Then the remaining constructor doesn't have to do everything from scratch, but can start from a handful of helper objects which are already initialized and ready to be used, so it just has to connect the dots.
you could just place the check in the IO calls to see if auth has been called, and if it has, then continue, if not, then call it.
this removes the burden from the user, and delays the expense until needed.
Basically, this all boils down to which design to choose from the following three:
Designs
Disclaimer: this post is not encouraging the use of exception specifications or exceptions for that matter. The errors may equivalently be reported using error codes if you wish. Exception specifications as used here are just meant to illustrate when different errors can occur using a concise syntax.
Design 1
This is the most recurring design out there, and totally non-RAII. The constructor just puts the object in some stale state and each instance must be initialized manually after construction takes place.
class SecureStream
{
public:
SecureStream();
void initialize(Stream&,const Key&) throw(InvalidKey,AlreadyInitialized);
std::size_t get( void*,std::size_t) throw(NotInitialized,IOError);
std::size_t put(const void*,std::size_t) throw(NotInitialized,IOError);
};
Pros:
Users have control over when to invoke the "heavy" initialization process
The object can be created before the key exists. This is important for frameworks such as COM, where all objects must have a default constructor (the CoCreateObject() does not allow you to forward extra arguments the object constructor). Sometimes, there are still workarounds, such as a builder object.
Cons:
Objects must be checked for the stale state before using the object. This may be enforced by the object by returning an error code or throwing an exception. Personally, I hate objects that allow me to use them and just appear to ignore my calls (e.g. a failed std::ostream).
Design 2
This is the RAII approch. Make sure the object is 100% usable with no extra artefacts (e.g. manually calling stream.initialize(...); on each instance.
class SecureStream
{
public:
SecureStream(Stream&,const Key&) throw(InvalidKey);
std::size_t get( void*,std::size_t) throw(IOError);
std::size_t put(const void*,std::size_t) throw(IOError);
};
Pros:
The object can always be assumed to be in a valid state. This is so much simpler to use.
Cons:
Constructor might take a long time to execute.

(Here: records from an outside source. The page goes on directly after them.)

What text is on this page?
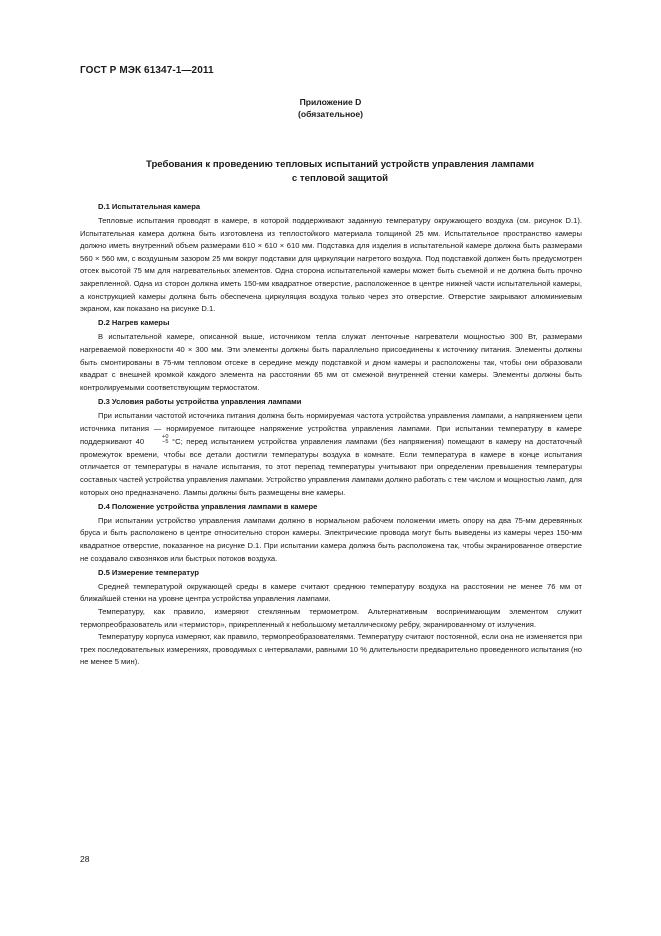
ГОСТ Р МЭК 61347-1—2011
Приложение D
(обязательное)
Требования к проведению тепловых испытаний устройств управления лампами
с тепловой защитой
D.1 Испытательная камера

Тепловые испытания проводят в камере, в которой поддерживают заданную температуру окружающего воздуха (см. рисунок D.1). Испытательная камера должна быть изготовлена из теплостойкого материала толщиной 25 мм. Испытательное пространство камеры должно иметь внутренний объем размерами 610 × 610 × 610 мм. Подставка для изделия в испытательной камере должна быть размерами 560 × 560 мм, с воздушным зазором 25 мм вокруг подставки для циркуляции нагретого воздуха. Под подставкой должен быть предусмотрен отсек высотой 75 мм для нагревательных элементов. Одна сторона испытательной камеры может быть съемной и не должна быть прочно закрепленной. Одна из сторон должна иметь 150-мм квадратное отверстие, расположенное в центре нижней части испытательной камеры, а конструкцией камеры должна быть обеспечена циркуляция воздуха только через это отверстие. Отверстие закрывают алюминиевым экраном, как показано на рисунке D.1.

D.2 Нагрев камеры

В испытательной камере, описанной выше, источником тепла служат ленточные нагреватели мощностью 300 Вт, размерами нагреваемой поверхности 40 × 300 мм. Эти элементы должны быть параллельно присоединены к источнику питания. Элементы должны быть смонтированы в 75-мм тепловом отсеке в середине между подставкой и дном камеры и расположены так, чтобы они образовали квадрат с внешней кромкой каждого элемента на расстоянии 65 мм от смежной внутренней стенки камеры. Элементы должны быть контролируемыми соответствующим термостатом.

D.3 Условия работы устройства управления лампами

При испытании частотой источника питания должна быть нормируемая частота устройства управления лампами, а напряжением цепи источника питания — нормируемое питающее напряжение устройства управления лампами. При испытании температуру в камере поддерживают 40	+0
−5 °С; перед испытанием устройства управления лампами (без напряжения) помещают в камеру на достаточный промежуток времени, чтобы все детали достигли температуры воздуха в комнате. Если температура в камере в конце испытания отличается от температуры в начале испытания, то этот перепад температуры учитывают при определении превышения температуры составных частей устройства управления лампами. Устройство управления лампами должно работать с тем числом и мощностью ламп, для которых оно предназначено. Лампы должны быть размещены вне камеры.

D.4 Положение устройства управления лампами в камере

При испытании устройство управления лампами должно в нормальном рабочем положении иметь опору на два 75-мм деревянных бруса и быть расположено в центре относительно сторон камеры. Электрические провода могут быть выведены из камеры через 150-мм квадратное отверстие, показанное на рисунке D.1. При испытании камера должна быть расположена так, чтобы экранированное отверстие не создавало сквозняков или быстрых потоков воздуха.

D.5 Измерение температур

Средней температурой окружающей среды в камере считают среднюю температуру воздуха на расстоянии не менее 76 мм от ближайшей стенки на уровне центра устройства управления лампами.

Температуру, как правило, измеряют стеклянным термометром. Альтернативным воспринимающим элементом служит термопреобразователь или «термистор», прикрепленный к небольшому металлическому ребру, экранированному от излучения.

Температуру корпуса измеряют, как правило, термопреобразователями. Температуру считают постоянной, если она не изменяется при трех последовательных измерениях, проводимых с интервалами, равными 10 % длительности предварительно проведенного испытания (но не менее 5 мин).

28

All required arguments must be available at the instance construction. This has once in a while been a problem for me, especially if most other objects in the code base use design #1.
Design 3
Somewhat of a compromise between the two previous cases. Don't initialize yet, but have the other methods lazily invoke the internal .initialize(...) method when necessary.
class SecureStream
{
public:
SecureStream(Stream&,const Key&);
std::size_t get( void*,std::size_t) throw(InvalidKey,IOError);
std::size_t put(const void*,std::size_t) throw(InvalidKey,IOError);
private:
void initialize() throw(InvalidKey);
};
Pros:
Almost as easy to use as design #1. Almost (see below).
Cons:
If the initialization step may fail, it may now fail anywhere there is a first call to any of the public methods. Proper error handling for this scenario is extremely difficult.
Discussion
If you absolutely must pay for the initialization for every instance, then design #1 is out of the question as it just results in more bugs in the software.
The question is just about when to pay for the initialization cost. Do you prefer paying it upfront, or on first use? In most scenarios, I prefer paying upfront because I don't want to assume users can handle errors later in the program. However, there might be specific threading semantics in your program, and you might not be able to stall threads at creation time (or, conversely, at use time).

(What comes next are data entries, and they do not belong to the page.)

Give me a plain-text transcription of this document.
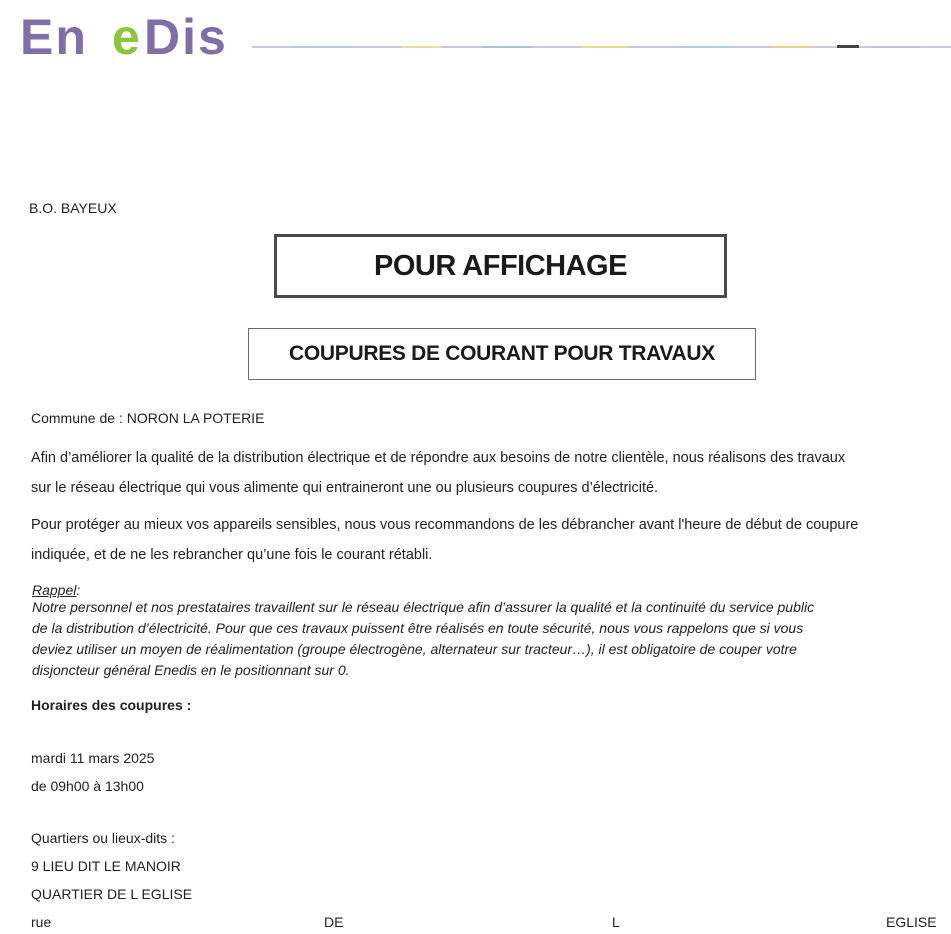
En e Dis
B.O. BAYEUX
POUR AFFICHAGE
COUPURES DE COURANT POUR TRAVAUX
Commune de : NORON LA POTERIE
Afin d’améliorer la qualité de la distribution électrique et de répondre aux besoins de notre clientèle, nous réalisons des travaux
sur le réseau électrique qui vous alimente qui entraineront une ou plusieurs coupures d’électricité.
Pour protéger au mieux vos appareils sensibles, nous vous recommandons de les débrancher avant l'heure de début de coupure
indiquée, et de ne les rebrancher qu’une fois le courant rétabli.
Rappel:
Notre personnel et nos prestataires travaillent sur le réseau électrique afin d’assurer la qualité et la continuité du service public
de la distribution d’électricité. Pour que ces travaux puissent être réalisés en toute sécurité, nous vous rappelons que si vous
deviez utiliser un moyen de réalimentation (groupe électrogène, alternateur sur tracteur…), il est obligatoire de couper votre
disjoncteur général Enedis en le positionnant sur 0.
Horaires des coupures :
mardi 11 mars 2025
de 09h00 à 13h00
Quartiers ou lieux-dits :
9 LIEU DIT LE MANOIR
QUARTIER DE L EGLISE
rue	DE	L	EGLISE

In any case, you can still get the benefits of design #3 by using dynamic allocation of the class in design #2.
Conclusion
Basically, if the only reason you are hesitating is for some philosophical ideal where constructors execute quickly, I would just go with the pure RAII design.
There's no hard and fast rule on this, but in general it's best to avoid heavy constructors for two reasons that come to mind (maybe others as well):
The order of the objects created intializer list can give rise to subtle bugs
What to do with exceptions in the constructor? Will you need to handle partially-constructed objects in your app?

How defensive should you be? [duplicate]

This question already has answers here:
Closed 13 years ago.
Possible Duplicate:
Defensive programming
We had a great discussion this morning about the subject of defensive programming. We had a code review where a pointer was passed in and was not checked if it was valid.
Some people felt that only a check for null pointer was needed. I questioned whether it could be checked at a higher level, rather than every method it is passed through, and that checking for null was a very limited check if the object at the other end of the point did not meet certain requirements.
I understand and agree that a check for null is better than nothing, but it feels to me that checking only for null provides a false sense of security since it is limited in scope. If you want to ensure that the pointer is usable, check for more than the null.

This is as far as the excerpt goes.